Dynamic threshholds for land surface change detection using image differencing

Change detection using satellite imagery has been increasing the need for effective land management, land environmental changes. Utilizing remote sensing data analysis is high application possibility about management in the field of environmental changes, because relatively wide area in a short-term is to get the visual information. The principal objective of this study was to provide that statistic approaches to determine dynamic thresholds for detection of significant change using image differencing of NDVI (Normalized Difference Vegetation Index). Dynamic threshold look-up-table obtained from statistics (per-pixel standard deviations over 10 years) of 10-year wide-swath satellite data (SPOT/VEGETATION) was used to apply Landsat-based change detection. Two areas is utilized in research using Landsat 7 ETM+ images that have resolution 30×30 m. When achieve changed detection taking advantage of image differencing technique which is one of the changed detection technique, it choose more dynamic critical value taking advantage of middle and low resolution satellite data. As a result, it is effective that takes advantage of NDVI value more than reflection value and method to decide change standard is effective that take advantage of statistics.

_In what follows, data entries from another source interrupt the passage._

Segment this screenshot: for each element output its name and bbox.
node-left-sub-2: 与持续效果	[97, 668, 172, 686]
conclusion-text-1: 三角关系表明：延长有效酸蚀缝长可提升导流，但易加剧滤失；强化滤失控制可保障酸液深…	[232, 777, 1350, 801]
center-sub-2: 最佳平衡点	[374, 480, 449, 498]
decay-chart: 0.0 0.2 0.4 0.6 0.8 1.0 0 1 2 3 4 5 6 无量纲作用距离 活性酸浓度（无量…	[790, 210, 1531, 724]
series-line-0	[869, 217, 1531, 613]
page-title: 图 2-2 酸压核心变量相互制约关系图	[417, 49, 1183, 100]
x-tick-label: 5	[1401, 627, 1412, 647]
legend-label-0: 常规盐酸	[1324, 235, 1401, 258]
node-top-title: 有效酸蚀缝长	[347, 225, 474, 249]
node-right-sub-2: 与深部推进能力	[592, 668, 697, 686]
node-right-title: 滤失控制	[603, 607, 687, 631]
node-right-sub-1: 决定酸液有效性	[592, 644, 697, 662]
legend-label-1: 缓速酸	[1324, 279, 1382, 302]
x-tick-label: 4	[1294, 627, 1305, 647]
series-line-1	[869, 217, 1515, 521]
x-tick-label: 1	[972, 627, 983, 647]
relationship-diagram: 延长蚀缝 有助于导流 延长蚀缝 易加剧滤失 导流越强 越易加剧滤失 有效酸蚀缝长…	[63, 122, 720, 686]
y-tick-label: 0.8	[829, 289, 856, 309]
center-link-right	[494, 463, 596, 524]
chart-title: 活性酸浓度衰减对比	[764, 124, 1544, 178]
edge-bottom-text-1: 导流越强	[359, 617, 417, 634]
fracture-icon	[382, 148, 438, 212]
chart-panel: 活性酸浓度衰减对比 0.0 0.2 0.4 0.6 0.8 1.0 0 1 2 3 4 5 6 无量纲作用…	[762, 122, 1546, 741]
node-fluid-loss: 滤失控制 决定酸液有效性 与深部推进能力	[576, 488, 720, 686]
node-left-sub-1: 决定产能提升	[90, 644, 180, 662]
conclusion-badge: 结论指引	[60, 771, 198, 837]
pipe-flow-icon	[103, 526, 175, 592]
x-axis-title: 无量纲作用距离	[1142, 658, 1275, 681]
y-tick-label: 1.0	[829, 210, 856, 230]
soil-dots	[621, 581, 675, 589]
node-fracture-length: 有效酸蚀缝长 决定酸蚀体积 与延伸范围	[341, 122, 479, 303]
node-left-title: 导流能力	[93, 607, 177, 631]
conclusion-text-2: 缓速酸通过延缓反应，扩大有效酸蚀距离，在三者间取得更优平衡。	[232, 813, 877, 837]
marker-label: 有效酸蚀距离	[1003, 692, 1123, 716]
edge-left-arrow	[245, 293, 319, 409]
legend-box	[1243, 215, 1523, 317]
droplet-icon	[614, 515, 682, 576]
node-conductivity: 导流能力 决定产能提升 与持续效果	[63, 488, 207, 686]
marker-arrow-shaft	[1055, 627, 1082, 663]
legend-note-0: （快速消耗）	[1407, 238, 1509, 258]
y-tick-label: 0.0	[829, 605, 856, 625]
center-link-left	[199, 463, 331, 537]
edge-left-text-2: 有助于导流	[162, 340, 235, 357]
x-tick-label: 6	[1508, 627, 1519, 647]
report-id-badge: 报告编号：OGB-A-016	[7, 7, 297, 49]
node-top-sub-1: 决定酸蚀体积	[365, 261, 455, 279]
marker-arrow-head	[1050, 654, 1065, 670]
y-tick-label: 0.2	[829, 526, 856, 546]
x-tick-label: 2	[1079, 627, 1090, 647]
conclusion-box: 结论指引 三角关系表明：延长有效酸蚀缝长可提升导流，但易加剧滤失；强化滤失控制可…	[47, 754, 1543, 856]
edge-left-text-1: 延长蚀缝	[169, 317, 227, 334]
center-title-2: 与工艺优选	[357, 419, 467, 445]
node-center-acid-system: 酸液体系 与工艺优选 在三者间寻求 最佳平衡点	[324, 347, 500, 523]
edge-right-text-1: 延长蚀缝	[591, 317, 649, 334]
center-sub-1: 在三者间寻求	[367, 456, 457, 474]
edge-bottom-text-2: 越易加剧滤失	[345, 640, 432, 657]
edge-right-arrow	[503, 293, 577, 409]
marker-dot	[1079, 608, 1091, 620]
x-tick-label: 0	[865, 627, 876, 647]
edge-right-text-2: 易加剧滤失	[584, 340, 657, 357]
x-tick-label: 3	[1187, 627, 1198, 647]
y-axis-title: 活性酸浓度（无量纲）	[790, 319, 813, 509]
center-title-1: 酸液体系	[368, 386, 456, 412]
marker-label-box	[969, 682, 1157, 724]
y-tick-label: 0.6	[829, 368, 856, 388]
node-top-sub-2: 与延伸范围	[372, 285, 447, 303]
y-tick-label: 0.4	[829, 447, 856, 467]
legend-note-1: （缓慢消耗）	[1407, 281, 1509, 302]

Water stress monitoring using NDWI around deserts of China and Mongolia

The fluctuation of vegetation water condition around desert area is one of most important parameters to interpret the desertification expansion. United Nations reported that about 35 million square kilometers of land are subject to desertification. Historically, many parts of China have been suffered from severe desertification. This paper attempts an analysis for spatio-temporal variation characteristics of vegetation drought status around China and Mongolia desert with remotely sensed data. Time series images (1 January, 1999 - 31 December 2006) obtained from SPOT/VEGETATION were used to monitor inter-annual variability of water condition. SPOT/VEGETATION satellite, which has a fine temporal resolution and sensitive to vegetation growth, could be very useful to detect large scale dynamics of environmental changes and desertification progress. The main objective of the study is analyzing water status around China and Mongolia desert and predicting a risk area of desertification. In this study, NDWI (Normalized Difference Water Index) is used to monitor vegetation water condition (drought status) over the study area. To interpret the relationship between vegetation drought status and vigor, NDVI (Normalized Difference Vegetation Index) was employed in ensemble with NDWI. Annual total precipitation from NCEP/NCAR reanalysis data is used as subsidiary data. The study area from 73°36´E to 120°41´E longitude and from 30°81´N to 52°13´N longitude in northern China and whole Mongolia. NDWI value around desert has a range from -0.05 to -0.35 and NDWI values are decreased during the study period. Each year precipitation patterns are similar to yearly mean NDWI value. The study detected several areas where NDWI is dramatically decreased for 8 years, especially northeast part of Mongolian Gobi desert and southeast part of China Taklamakan desert.